C’est certes une image saisissante qui a été choisie pour illustrer la couverture de Women Street Photographers, soit un détail de Red Upsweep (2019) de B Jane Levine, une photographie reproduite intégralement plus loin dans le volume. Le centre de cette image tronquée est dominé par la tête et les épaules d’une femme rousse arborant une coiffure haute et photographiée de dos sur la 5e Avenue à New York ; en arrière­-plan, des gratte­-ciel, emblématiques de cette ville dense à la vie trépidante. Le choix de ce détail est judicieux, car il guide notre regard : cette femme nous tourne le dos, nous la regardons regarder et c’est justement ce que Women Street Photographers nous invite à faire, soit prendre connaissance du travail de femmes photographes et des événe­ments spontanés et éphémères qu’elles ont captés dans l’espace public.

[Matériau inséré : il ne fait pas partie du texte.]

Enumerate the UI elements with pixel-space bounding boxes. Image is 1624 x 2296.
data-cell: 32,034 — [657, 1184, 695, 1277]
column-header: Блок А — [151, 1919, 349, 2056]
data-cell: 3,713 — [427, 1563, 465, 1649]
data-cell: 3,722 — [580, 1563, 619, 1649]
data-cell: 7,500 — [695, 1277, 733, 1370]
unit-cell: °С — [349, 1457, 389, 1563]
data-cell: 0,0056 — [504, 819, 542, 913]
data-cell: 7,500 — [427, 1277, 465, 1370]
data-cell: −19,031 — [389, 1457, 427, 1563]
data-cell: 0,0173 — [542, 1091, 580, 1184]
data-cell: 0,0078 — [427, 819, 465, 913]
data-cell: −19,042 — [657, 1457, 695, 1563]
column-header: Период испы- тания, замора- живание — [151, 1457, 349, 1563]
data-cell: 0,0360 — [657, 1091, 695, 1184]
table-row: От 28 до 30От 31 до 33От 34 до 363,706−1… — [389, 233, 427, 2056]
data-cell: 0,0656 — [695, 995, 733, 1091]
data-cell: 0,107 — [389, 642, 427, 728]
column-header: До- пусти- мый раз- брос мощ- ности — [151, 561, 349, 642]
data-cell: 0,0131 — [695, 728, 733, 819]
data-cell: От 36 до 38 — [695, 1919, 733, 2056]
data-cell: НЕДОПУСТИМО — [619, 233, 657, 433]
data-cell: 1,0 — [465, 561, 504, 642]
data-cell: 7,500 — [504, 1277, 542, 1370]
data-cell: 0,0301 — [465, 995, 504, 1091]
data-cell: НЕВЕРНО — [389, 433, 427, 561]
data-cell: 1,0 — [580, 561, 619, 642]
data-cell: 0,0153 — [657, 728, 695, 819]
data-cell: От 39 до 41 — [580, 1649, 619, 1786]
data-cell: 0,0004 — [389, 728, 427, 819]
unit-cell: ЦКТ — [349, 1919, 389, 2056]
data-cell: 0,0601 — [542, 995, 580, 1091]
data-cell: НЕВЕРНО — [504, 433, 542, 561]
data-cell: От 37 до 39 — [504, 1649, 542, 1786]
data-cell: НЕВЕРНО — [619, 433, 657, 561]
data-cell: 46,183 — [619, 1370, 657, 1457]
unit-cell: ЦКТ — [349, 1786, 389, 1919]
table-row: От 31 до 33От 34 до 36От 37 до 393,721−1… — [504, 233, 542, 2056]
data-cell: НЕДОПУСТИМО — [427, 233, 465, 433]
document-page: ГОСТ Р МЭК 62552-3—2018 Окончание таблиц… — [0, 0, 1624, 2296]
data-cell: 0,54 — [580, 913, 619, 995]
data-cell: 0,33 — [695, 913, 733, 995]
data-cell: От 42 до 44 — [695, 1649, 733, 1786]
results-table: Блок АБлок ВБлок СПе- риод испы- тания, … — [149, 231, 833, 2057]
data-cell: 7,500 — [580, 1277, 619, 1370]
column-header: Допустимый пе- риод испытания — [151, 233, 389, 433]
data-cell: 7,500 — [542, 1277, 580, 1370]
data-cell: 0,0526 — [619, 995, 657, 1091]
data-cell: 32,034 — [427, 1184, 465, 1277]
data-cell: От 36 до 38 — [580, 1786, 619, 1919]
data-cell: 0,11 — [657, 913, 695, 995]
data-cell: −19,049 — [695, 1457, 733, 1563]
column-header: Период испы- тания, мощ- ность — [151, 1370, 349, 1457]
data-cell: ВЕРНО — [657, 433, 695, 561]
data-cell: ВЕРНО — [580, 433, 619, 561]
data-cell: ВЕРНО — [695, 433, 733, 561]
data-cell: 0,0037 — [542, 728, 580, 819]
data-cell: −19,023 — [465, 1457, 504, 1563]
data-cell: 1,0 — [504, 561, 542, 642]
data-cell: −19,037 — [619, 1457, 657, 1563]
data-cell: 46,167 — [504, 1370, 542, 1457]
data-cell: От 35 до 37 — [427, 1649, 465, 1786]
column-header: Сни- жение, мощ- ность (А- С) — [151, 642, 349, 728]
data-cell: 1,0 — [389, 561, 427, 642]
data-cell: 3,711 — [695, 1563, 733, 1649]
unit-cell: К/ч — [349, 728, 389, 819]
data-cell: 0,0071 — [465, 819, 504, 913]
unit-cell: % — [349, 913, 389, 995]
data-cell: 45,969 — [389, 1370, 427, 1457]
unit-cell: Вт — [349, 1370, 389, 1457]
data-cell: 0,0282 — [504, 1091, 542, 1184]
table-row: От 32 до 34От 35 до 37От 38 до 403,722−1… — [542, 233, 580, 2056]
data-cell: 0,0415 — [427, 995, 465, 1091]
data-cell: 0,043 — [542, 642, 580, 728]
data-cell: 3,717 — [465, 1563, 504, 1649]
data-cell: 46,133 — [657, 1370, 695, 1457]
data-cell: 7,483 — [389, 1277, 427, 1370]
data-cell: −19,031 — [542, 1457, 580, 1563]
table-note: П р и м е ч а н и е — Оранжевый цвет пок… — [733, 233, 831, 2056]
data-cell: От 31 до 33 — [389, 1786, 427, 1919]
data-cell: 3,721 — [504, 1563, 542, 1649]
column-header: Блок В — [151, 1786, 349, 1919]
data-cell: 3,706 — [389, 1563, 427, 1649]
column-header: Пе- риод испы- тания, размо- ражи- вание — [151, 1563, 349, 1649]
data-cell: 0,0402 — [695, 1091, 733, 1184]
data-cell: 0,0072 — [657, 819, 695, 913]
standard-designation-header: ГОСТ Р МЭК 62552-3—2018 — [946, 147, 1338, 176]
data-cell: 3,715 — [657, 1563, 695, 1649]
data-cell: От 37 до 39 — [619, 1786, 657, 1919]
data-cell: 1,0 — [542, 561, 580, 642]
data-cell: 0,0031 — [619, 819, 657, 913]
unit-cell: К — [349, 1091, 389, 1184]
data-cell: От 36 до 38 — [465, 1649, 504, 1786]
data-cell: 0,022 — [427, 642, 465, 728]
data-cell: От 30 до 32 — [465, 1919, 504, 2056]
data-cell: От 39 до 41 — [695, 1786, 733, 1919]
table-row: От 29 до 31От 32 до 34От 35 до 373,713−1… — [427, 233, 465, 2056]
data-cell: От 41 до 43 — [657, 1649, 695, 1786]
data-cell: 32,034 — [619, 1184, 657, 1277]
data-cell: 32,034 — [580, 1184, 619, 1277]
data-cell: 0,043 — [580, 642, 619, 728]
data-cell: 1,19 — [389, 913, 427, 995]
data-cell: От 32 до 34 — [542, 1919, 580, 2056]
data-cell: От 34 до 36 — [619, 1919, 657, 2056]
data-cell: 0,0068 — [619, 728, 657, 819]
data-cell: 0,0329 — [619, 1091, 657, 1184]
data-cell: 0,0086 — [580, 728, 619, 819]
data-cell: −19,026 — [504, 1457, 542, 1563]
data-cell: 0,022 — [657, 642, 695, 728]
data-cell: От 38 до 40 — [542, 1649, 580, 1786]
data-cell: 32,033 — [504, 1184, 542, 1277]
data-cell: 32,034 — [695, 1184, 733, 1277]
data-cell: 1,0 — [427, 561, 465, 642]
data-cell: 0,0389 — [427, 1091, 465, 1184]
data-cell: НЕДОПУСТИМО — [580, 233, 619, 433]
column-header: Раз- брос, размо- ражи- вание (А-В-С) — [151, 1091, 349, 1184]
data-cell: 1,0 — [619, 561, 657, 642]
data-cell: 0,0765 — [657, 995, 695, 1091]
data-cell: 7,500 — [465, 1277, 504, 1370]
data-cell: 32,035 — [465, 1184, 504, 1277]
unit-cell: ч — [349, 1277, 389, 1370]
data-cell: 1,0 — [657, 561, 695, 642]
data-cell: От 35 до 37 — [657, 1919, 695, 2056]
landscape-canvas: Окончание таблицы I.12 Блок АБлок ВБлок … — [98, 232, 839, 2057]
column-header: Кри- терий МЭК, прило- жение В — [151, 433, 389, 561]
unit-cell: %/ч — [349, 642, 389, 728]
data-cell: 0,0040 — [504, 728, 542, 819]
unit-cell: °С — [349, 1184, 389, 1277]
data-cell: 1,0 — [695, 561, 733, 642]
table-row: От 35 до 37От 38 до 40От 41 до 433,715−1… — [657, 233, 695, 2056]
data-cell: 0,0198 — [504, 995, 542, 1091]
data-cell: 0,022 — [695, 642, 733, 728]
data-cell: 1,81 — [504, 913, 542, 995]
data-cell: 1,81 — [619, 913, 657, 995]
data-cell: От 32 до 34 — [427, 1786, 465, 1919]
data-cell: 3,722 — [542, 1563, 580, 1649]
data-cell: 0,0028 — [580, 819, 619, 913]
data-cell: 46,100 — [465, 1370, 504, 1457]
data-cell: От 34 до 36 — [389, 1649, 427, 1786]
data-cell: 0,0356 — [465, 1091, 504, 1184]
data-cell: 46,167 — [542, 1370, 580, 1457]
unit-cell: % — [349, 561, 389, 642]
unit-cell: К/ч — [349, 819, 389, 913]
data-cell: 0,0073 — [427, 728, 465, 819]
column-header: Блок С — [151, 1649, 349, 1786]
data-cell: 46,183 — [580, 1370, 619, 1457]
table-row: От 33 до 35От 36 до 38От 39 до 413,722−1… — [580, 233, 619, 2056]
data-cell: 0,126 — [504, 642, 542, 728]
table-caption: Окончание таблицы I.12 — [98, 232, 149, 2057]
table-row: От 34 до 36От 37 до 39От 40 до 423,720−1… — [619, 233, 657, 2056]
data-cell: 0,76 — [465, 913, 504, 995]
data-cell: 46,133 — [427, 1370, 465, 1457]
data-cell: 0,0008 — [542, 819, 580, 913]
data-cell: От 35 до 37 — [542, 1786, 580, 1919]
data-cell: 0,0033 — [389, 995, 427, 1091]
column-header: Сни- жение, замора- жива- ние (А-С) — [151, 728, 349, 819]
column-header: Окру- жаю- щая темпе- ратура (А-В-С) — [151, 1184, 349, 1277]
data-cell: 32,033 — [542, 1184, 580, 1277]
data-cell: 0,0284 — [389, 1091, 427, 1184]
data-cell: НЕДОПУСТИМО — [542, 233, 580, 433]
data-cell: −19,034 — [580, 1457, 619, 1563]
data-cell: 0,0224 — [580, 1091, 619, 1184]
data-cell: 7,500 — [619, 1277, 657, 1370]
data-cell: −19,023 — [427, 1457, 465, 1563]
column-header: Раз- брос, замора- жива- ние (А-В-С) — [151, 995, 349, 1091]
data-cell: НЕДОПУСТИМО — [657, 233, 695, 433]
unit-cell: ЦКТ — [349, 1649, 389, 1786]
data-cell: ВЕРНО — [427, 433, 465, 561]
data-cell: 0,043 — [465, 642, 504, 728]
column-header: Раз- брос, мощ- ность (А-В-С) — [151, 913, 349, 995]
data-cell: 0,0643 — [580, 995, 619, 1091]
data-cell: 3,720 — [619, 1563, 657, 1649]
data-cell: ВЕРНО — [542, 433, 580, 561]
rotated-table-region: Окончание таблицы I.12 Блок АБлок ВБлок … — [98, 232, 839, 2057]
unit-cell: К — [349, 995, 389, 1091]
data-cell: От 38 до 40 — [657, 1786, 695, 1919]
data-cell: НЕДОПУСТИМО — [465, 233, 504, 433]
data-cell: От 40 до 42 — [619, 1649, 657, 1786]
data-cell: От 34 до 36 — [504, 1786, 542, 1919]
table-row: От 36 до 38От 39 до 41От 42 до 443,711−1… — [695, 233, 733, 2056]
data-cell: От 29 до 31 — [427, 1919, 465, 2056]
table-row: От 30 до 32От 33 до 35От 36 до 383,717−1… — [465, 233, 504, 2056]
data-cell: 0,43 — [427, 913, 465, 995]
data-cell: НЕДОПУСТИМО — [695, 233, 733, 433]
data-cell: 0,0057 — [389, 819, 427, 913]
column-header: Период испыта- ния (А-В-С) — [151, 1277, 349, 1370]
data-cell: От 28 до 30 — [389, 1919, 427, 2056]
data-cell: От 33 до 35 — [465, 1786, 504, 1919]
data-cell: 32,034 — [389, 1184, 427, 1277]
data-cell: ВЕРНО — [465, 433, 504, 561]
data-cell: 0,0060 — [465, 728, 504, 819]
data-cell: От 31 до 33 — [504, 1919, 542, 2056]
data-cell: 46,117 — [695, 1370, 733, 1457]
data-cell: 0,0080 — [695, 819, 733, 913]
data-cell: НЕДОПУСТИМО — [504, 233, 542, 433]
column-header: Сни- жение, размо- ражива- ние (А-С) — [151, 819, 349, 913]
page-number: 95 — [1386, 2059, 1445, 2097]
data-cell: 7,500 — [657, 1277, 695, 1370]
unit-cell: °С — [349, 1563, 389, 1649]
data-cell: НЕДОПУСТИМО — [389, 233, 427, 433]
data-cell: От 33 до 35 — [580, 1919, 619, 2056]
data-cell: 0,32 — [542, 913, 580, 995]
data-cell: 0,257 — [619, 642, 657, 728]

L’ouvrage Women Street Photographers, dirigé par Gulnara Samoilova et lancé en mars 2021, a vu le jour trois ans après la création du projet Women Street Photographers, qui se décline sous trois formes : une exposition annuelle, un site Web et un compte Instagram (@womenstreetphotographers). Samoilova, une photographe d’origine russe qui vit à New York depuis 1992 et dont la pratique est consacrée à la photographie d’art et à la photographie de rue, quoiqu’une pratique n’exclue pas l’autre, a fondé ce projet. Son objectif : donner de la visibilité aux réalisations de femmes ou de personnes qui s’identifient comme femmes, tant professionnelles qu’amatrices, et dont le travail est associé à la photographie de rue.

Ce projet de grande envergure met en lumière le fait que, bien que la photographie de rue ait été pendant longtemps un champ dominé par les hommes, de plus en plus de femmes y occupent une place. The World Atlas of Street Photography de Jackie Higgins (Yale University Press, 2014), avec son inclusion du travail de plusieurs femmes photographes, illustrait déjà ce changement. Women Street Photographers rend la démons­tration encore plus convaincante.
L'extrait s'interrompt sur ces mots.